The house was warm, the servants content, Mrs. Doddridge comfortable, Pom-Pom magnificent.

Still, when she went upstairs, she found herself thinking of a dark coat against pale winter light, and of Mr. Darcy saying, without complaint, that his day would pass quietly.

On Boxing Day morning the connection baskets stood ready in the servants’ hall, each labelled, covered, and respectable.

They had been planned before Christmas, when all feeling could still be disguised as foresight. Elizabeth went down only to inspect them.

This was a mistake.

Mr. Hartwood’s was proper: a cake, preserves, and a note of thanks for his continuing care.

Mr. Beaker’s was generous in a different direction, containing tea of such strength that Elizabeth thought it might assist even arithmetic.

Mr. Terling’s was modest but encouraging.

Miss Hall’s was pretty. Gracechurch Street was careful.

Longbourn had letters, which was safer for everyone concerned.

Mr. Darcy’s was—

Elizabeth stopped.

“That is Mr. Darcy’s?” she said.

“Yes, miss,” said Mrs. Albright.

“It is very full.”

“Yes, miss.”

“There is no reason it should be fuller than the others.”

“No, miss.”

Elizabeth looked at the basket. Mrs. Albright looked at the basket. Pom-Pom, who had followed them downstairs in his cloak, looked at both of them with the weary contempt of one long accustomed to human dishonesty.

“The mince pies are ordinary,” said Elizabeth.

“Yes, miss.”

“The cake is ordinary.”

“Yes, miss.”

“The preserves are not extraordinary. Mr. Beaker has preserves.”

“Yes, miss.”

“The candied orange peel is perhaps unnecessary.”

Mrs. Albright waited.

Elizabeth removed the little paper parcel and set it aside.

For one moment the basket looked more reasonable.

Then she remembered Mr. Darcy standing outside the church, grave and quiet in the Christmas cold, with no house full of relations waiting to absorb him, no sister at his side, no family claim he had admitted aloud.

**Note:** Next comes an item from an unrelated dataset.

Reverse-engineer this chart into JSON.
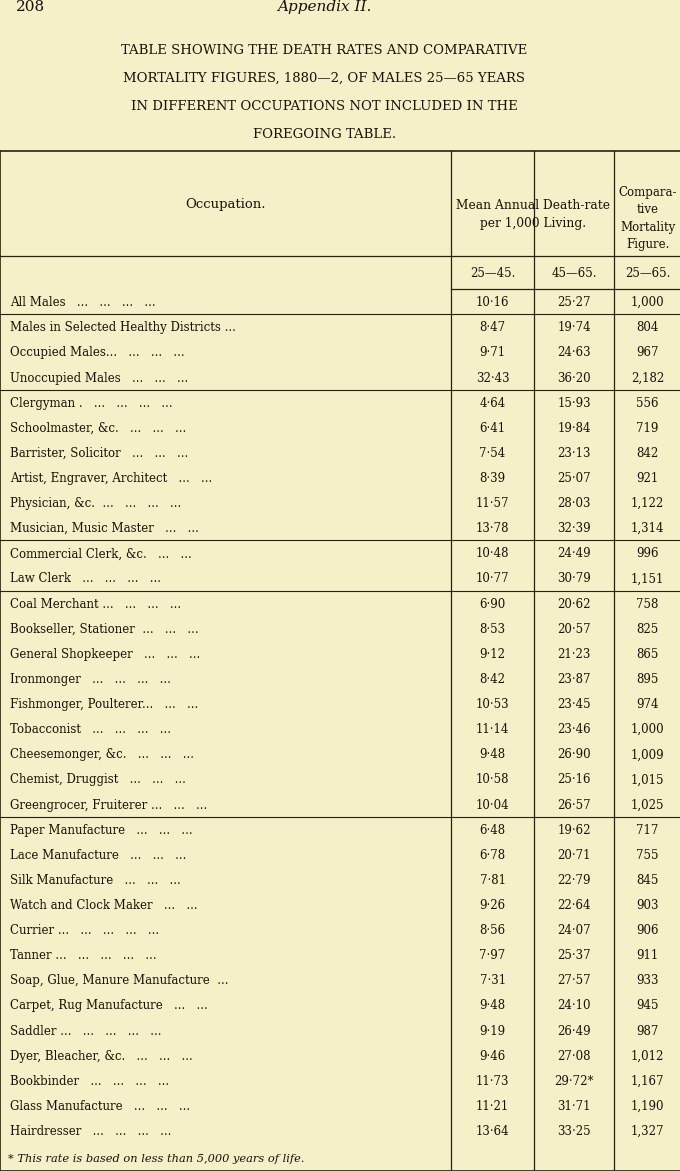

She put the orange peel back.

“Mr. Beaker has arithmetic,” she said. “He does not require orange peel.”

“No, miss.”

Elizabeth examined the basket again.

“And the quince.”

Mrs. Albright paused only long enough to prove she had noticed nothing.

“Yes, miss.”

The quince was added.

“That is enough,” said Elizabeth.

“Yes, miss.”

“Quite enough.”

“Yes, miss.”

Pom-Pom gave a quiet bark.

“You,” said Elizabeth, looking down at him, “are in no position to criticise excess.”

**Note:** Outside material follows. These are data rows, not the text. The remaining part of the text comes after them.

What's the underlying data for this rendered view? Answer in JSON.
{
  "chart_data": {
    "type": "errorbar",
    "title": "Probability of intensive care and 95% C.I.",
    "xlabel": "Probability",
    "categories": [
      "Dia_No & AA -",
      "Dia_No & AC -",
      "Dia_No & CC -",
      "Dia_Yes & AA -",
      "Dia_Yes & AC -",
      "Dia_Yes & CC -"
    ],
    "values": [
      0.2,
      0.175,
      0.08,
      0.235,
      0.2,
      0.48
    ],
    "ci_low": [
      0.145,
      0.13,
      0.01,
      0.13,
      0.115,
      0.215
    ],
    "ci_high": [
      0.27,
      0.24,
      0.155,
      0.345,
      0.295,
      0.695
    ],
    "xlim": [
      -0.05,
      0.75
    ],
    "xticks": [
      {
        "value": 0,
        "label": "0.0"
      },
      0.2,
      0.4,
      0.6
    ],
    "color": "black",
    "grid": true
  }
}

The notes were sealed. Mr. Darcy’s read only:

Miss Bennet sends Mr. Darcy the compliments of the season, with every wish that the coming year may improve upon the last.

It was not a warm note.

It was not a cold one.

It was, Elizabeth decided, very nearly safe.

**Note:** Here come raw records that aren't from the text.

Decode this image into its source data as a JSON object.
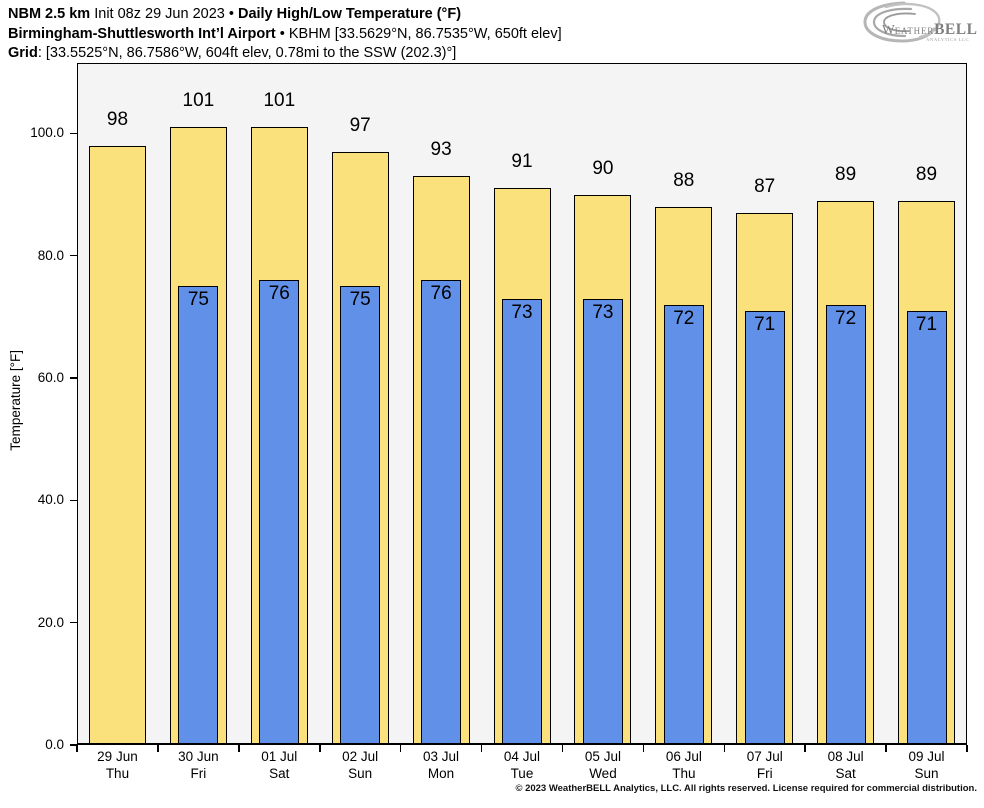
{
  "header": {
    "line1_bold1": "NBM 2.5 km",
    "line1_regular": " Init 08z 29 Jun 2023 • ",
    "line1_bold2": "Daily High/Low Temperature (°F)",
    "line2_bold": "Birmingham-Shuttlesworth Int’l Airport",
    "line2_regular": " • KBHM [33.5629°N, 86.7535°W, 650ft elev]",
    "line3_bold": "Grid",
    "line3_regular": ": [33.5525°N, 86.7586°W, 604ft elev, 0.78mi to the SSW (202.3)°]"
  },
  "logo": {
    "w": "W",
    "eather": "EATHER",
    "bell": "BELL",
    "subtext": "ANALYTICS LLC"
  },
  "chart_data": {
    "type": "bar",
    "title": "Daily High/Low Temperature (°F)",
    "xlabel": "",
    "ylabel": "Temperature [°F]",
    "ylim": [
      0,
      111.5
    ],
    "yticks": [
      0,
      20,
      40,
      60,
      80,
      100
    ],
    "ytick_labels": [
      "0.0",
      "20.0",
      "40.0",
      "60.0",
      "80.0",
      "100.0"
    ],
    "grid": false,
    "legend_position": "none",
    "categories": [
      "29 Jun",
      "30 Jun",
      "01 Jul",
      "02 Jul",
      "03 Jul",
      "04 Jul",
      "05 Jul",
      "06 Jul",
      "07 Jul",
      "08 Jul",
      "09 Jul"
    ],
    "weekdays": [
      "Thu",
      "Fri",
      "Sat",
      "Sun",
      "Mon",
      "Tue",
      "Wed",
      "Thu",
      "Fri",
      "Sat",
      "Sun"
    ],
    "series": [
      {
        "name": "Daily High",
        "color": "#FBE17B",
        "values": [
          98,
          101,
          101,
          97,
          93,
          91,
          90,
          88,
          87,
          89,
          89
        ]
      },
      {
        "name": "Daily Low",
        "color": "#6190E8",
        "values": [
          null,
          75,
          76,
          75,
          76,
          73,
          73,
          72,
          71,
          72,
          71
        ]
      }
    ]
  },
  "colors": {
    "high_bar": "#FBE17B",
    "low_bar": "#6190E8",
    "plot_background": "#F4F4F4",
    "bar_outline": "#000000",
    "logo_gray": "#9a9a9a"
  },
  "footer": "© 2023 WeatherBELL Analytics, LLC. All rights reserved. License required for commercial distribution."
}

The baskets went out before noon, arranged in a respectable order that proved nothing whatever. Mr. Darcy’s was neither first nor last. It was only, by some unfortunate accident of household abundance, the heaviest.

When the last footman had gone and the house settled into its post-Christmas quiet, Elizabeth stood for a moment in the hall and listened.

Nothing very merry answered her.

Yet neither did the house seem so empty as it had before.

She went up to the music room.

Pom-Pom followed with the solemnity of a creature accustomed to ceremony and was placed in the chair near the window, where the winter light could admire his brooch. The monstrous red glass caught the pale afternoon and conducted itself with all the arrogance of a ruby.

“You may preside,” said Elizabeth. “But you may not sing.”

Pom-Pom stretched one narrow paw, considered the terms, and gave a small bark.

“I am glad we understand one another.”

She sat at the pianoforte and opened the old book of Christmas airs. At first her fingers were uncertain, for the room had not yet fully forgiven neglect. Then the tune found itself beneath her hands, simple and familiar, and went out softly into the pale afternoon.

It was not a party. It was not Longbourn, nor Gracechurch Street, nor any happy crowded room.

It was only Portman Square, a small dog in outrageous splendour, and one woman playing carols to a house that was beginning, by degrees, to answer.